Positive comments about trade negotiations with China from the White House on Thursday and Friday sent the equity markets on a tear at the expense of bonds. Rates rose as optimism for a trade deal increased. The markets seem to think at least a partial trade deal may be in the works this time. If a deal is inked, it will be an ongoing positive for stocks and will certainly push interest rates higher.
Earlier in the week, the Fed Chairman spoke about his committee’s view on the economy. While the Fed sees the economy slowing, for the moment there are no signs of a recession on the horizon. The Fed reiterated it will do whatever necessary to keep the economic expansion going.
Mortgage rates have also risen this week. As we have written previously, our position continues to be that loans should be locked in when the 10-year Treasury is below 2.00%. We continue to hold this view, especially as the 10-year Treasury yield has moved off of 1.500% and is trading near 1.800%.
The “Sell in May and Go Away” theory is on full display as stocks endure a tough week of trading to the benefit of lower bond yields. The main culprits are ongoing trade tensions with China and strong rhetoric from President Trump concerning Mexico. The U.S. will begin imposing tariffs on Mexican goods coming to the U.S. until Mexico applies stricter measures to help halt the illegal immigration crisis. This surprised the market on Thursday. Adding to the volatility is a slower growing global economy, negative interest rates on German and Japanese government debt, and fears of a potential recession. All of these factors have helped push U.S. Treasury yields to a many months low even against the backdrop of strong consumer confidence, a 3.1% GDP 1st quarter reading, and a fairly decent first-quarter earnings season. For the moment, it certainly is a tale of two stories with the “fear trade” winning.
Mortgage rates are also benefiting from lower rates and low inflation readings, but not as much as U.S. Treasuries. We continue to advise borrowers to take advantage of this very low rate environment as it would not take much to push yields higher should some positive comments come out of Washington or Beijing concerning trade talks.
Bond yields dropped precipitously and global stocks were volatile as tensions rose over the U.S.-China trade talks, which has dampened investor expectations of a near-term resolution between the world’s two biggest economies. Further pushing yields lower was the ongoing Brexit non-resolution which has forced Theresa May’s resignation. Finally, Europe continues to stall under a huge debt burden and the unintended consequences of negative bond yields which have done little to spur economic growth.
The U.S. economy remains strong, so part of the low-interest rate story has to do with how low bond yields are across the pond and in Japan. Many European bonds trade at or below zero. With unemployment near a 50-year low, tame inflation readings are the other major story that has placed a ceiling on domestic yields. Bonds traded this past week at a near a 17-month low.
Housing has rebounded from a poor 4th quarter, but high prices continue to weigh on prospective buying decisions. Locally, our own real estate market has seen a strong increase in applications as the busy season is upon us and interest rates on multiple product types are very attractive.
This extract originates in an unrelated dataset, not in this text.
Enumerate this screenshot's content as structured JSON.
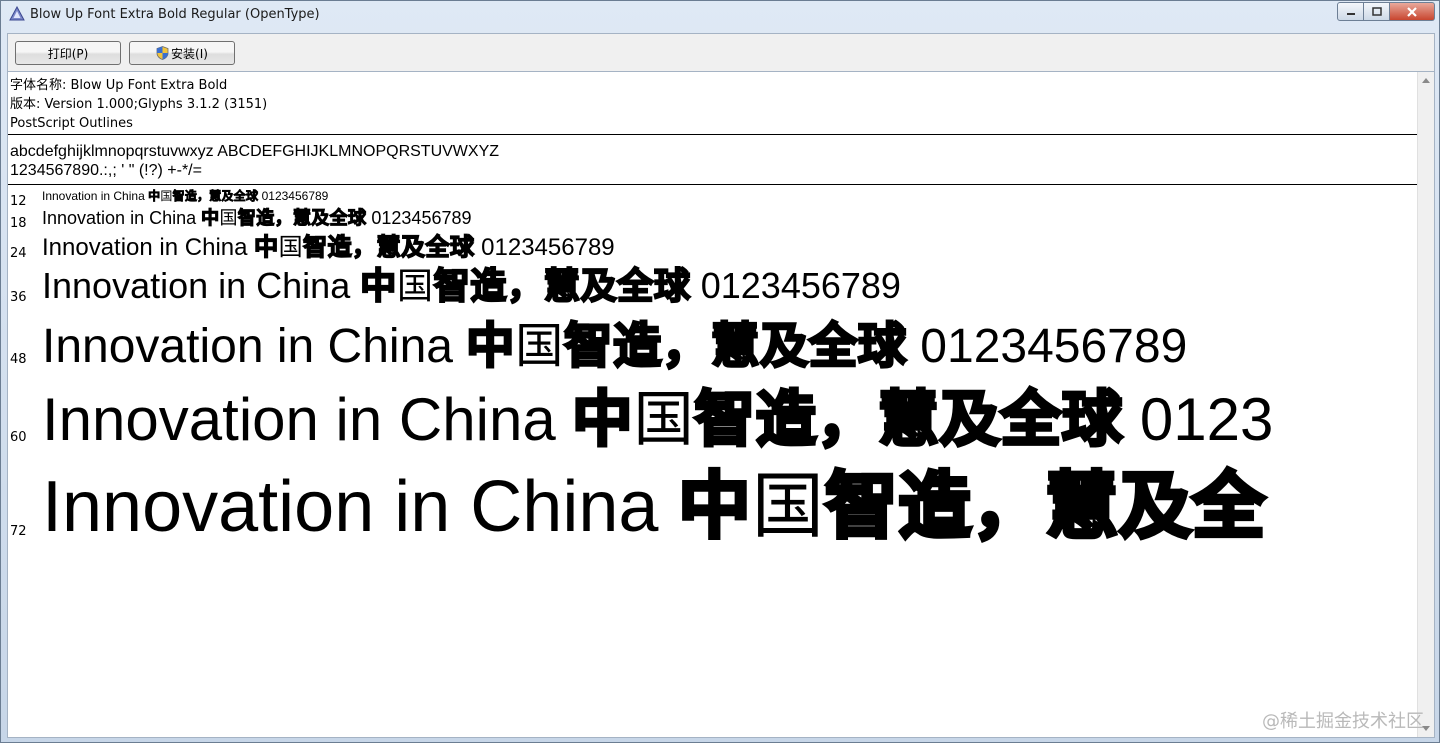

With the 3-month 10-year Treasury curve inverting, we will continue to monitor the bond market closely for recession clues. A prolonged inversion of short-term against long-term yields is a respected indicator of a looming recession. However, for the moment, we believe the U.S. economy is performing well and interest rates this low should be locked-in at these levels; the 10-year Treasury is trading under 2.30% as of Thursday, May 23, 2019.
U.S. consumer prices rose moderately in April but less than expected. Low inflation readings will keep a lid on bond yields, as well as reinforce the Fed’s position keeping short-term lending rates unchanged for the rest of the year. With inflation in check, some are opining for the Fed to lower interest rates. We tend to disagree and believe a wait-and-see position by the Fed is wiser, as there are some indicators that inflation may pick up and that ultimately these low inflation readings may be transitory.
In other important news, trade talks fell apart this week with China. This resulted in higher tariffs being placed today on Chinese goods imported into the U.S., which will likely lead to retaliation from China sometime in the near future. How these negotiations go is anyone’s guess, but the consensus is that a deal will be struck eventually. However, there is always a chance that negotiations could fall apart and a full-blown trade war will occur, or that these negotiations will drag on much longer than expected. Those fears, while remote, have helped push long-dated treasury bonds lower in what is known as a “flight to quality.” The trade tensions also dented equities this week as analysts reassess the effects of ongoing trade tensions on future economic growth and corporate earnings.
Low rates do benefit our borrowers and have spurred both a good home buying season, as well as our clients who have refinanced into lower rates. With the 10-year Treasury note trading under 2.500%, we remain biased toward locking in interest rates. Should the U.S. strike a trade deal with China, we could easily see rates move up from here.